Although we might not have to worry about skew when sharp nulls are true, \(t\)-stats might still lead you astray when tails are fat.

As a simple example, imagine a world in which \(Y = 0\) for 50 units and \(Y = 1\) for 50 units, independent of \(Z\). Say \(Z\) is randomly assigned to just four units. Whenever \(Z\) is assigned to four units with the same value on \(Y\), a t-test will suggest a significant difference (\(p = 0.04\)). You can interpret that as a claim that such a data pattern should only be observed 4% of the time if the null is true. But you can figure out pretty quickly that you will see data patterns like this about one eighth of the time.2 So the probability of observing such data under the null is actually much higher than the 4% you might infer from the \(t\)-test.

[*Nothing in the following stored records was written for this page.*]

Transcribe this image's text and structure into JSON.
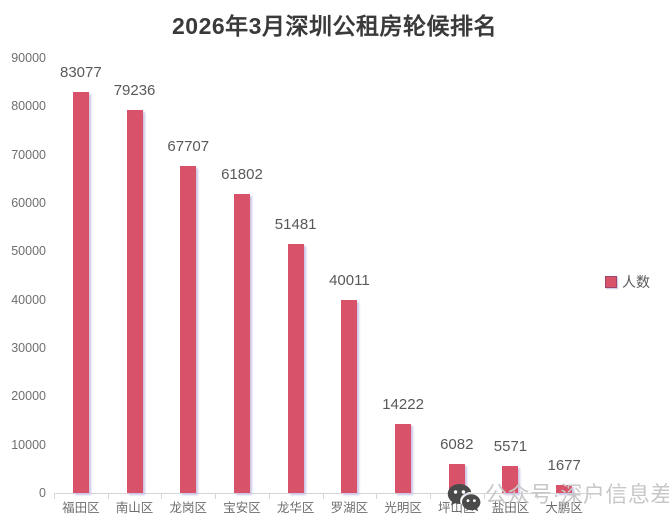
{
  "title": "2026年3月深圳公租房轮候排名",
  "legend": {
    "label": "人数"
  },
  "watermark": {
    "icon": "wechat-icon",
    "text": "公众号·深户信息差"
  },
  "colors": {
    "bar": "#D8536A",
    "bar_shadow": "#CCC3E4",
    "title_text": "#3A3A3A",
    "data_label": "#595959",
    "axis_label": "#6E6E6E",
    "axis_line": "#D6D6D6",
    "legend_text": "#595959",
    "watermark_text": "#C8C8C8",
    "watermark_icon": "#4A4A4A"
  },
  "chart_data": {
    "type": "bar",
    "title": "2026年3月深圳公租房轮候排名",
    "categories": [
      "福田区",
      "南山区",
      "龙岗区",
      "宝安区",
      "龙华区",
      "罗湖区",
      "光明区",
      "坪山区",
      "盐田区",
      "大鹏区"
    ],
    "series": [
      {
        "name": "人数",
        "values": [
          83077,
          79236,
          67707,
          61802,
          51481,
          40011,
          14222,
          6082,
          5571,
          1677
        ]
      }
    ],
    "data_labels": true,
    "xlabel": "",
    "ylabel": "",
    "ylim": [
      0,
      90000
    ],
    "ytick_interval": 10000,
    "yticks": [
      90000,
      80000,
      70000,
      60000,
      50000,
      40000,
      30000,
      20000,
      10000,
      0
    ],
    "grid": false,
    "legend_position": "middle-right",
    "bar_color": "#D8536A"
  }
}
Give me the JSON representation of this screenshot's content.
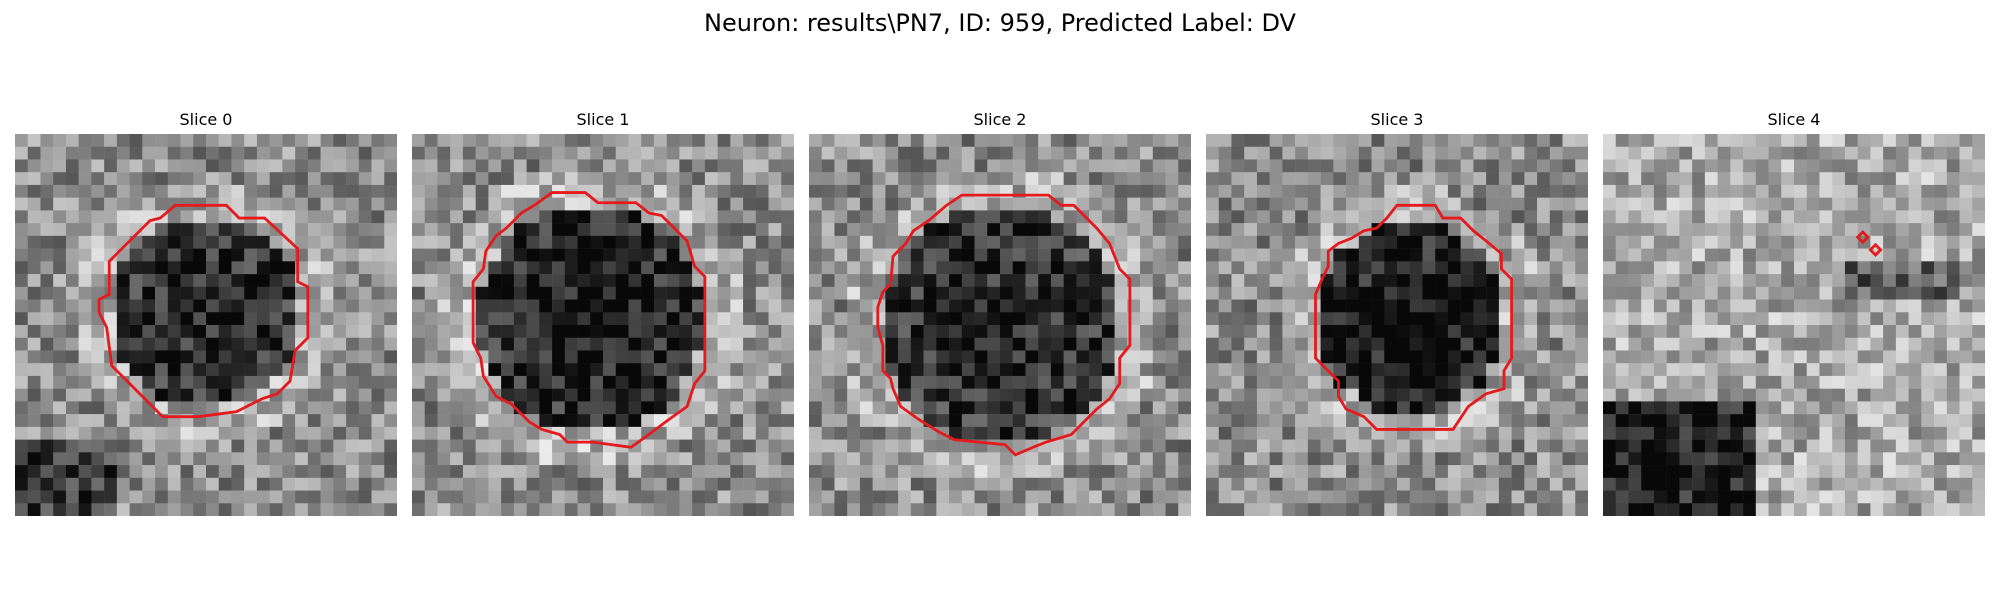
{
  "figure": {
    "title": "Neuron: results\\PN7, ID: 959, Predicted Label: DV",
    "contour_color": "#e41a1c"
  },
  "panels": [
    {
      "title": "Slice 0",
      "background_tone": "mixed grayscale, dark center"
    },
    {
      "title": "Slice 1",
      "background_tone": "mixed grayscale, dark center"
    },
    {
      "title": "Slice 2",
      "background_tone": "mixed grayscale, dark center"
    },
    {
      "title": "Slice 3",
      "background_tone": "mixed grayscale, dark center"
    },
    {
      "title": "Slice 4",
      "background_tone": "mostly light, dark lower-left"
    }
  ]
}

So in general there can be dangers using t-tests even with experimental data. A solution in this instance, if we are interested in a sharp null of no effect, is to do randomization inference. This would produce exactly the right p-value. But that will help only if you are alerted to the problem. To alert yourself to the problem, you could routinely diagnose a design with zero effects (a “null design”) and so set yourself up to get a tip off when your power is too high.

References

Deaton, Angus, and Nancy Cartwright. 2017. “Understanding and Misunderstanding Randomized Controlled Trials.” Social Science & Medicine.


  1. Take a look at the ri2 package for more on conducting randomization inference in R.

  2. There is a roughly 50% chance the second unit will have the same \(Y\) value as the first unit, roughly 50% chance that the third will be the same as the second, and roughly 50% chance the fourth the same as the third. More exactly: (49/99)x(48/98)x(47/97) = 0.117.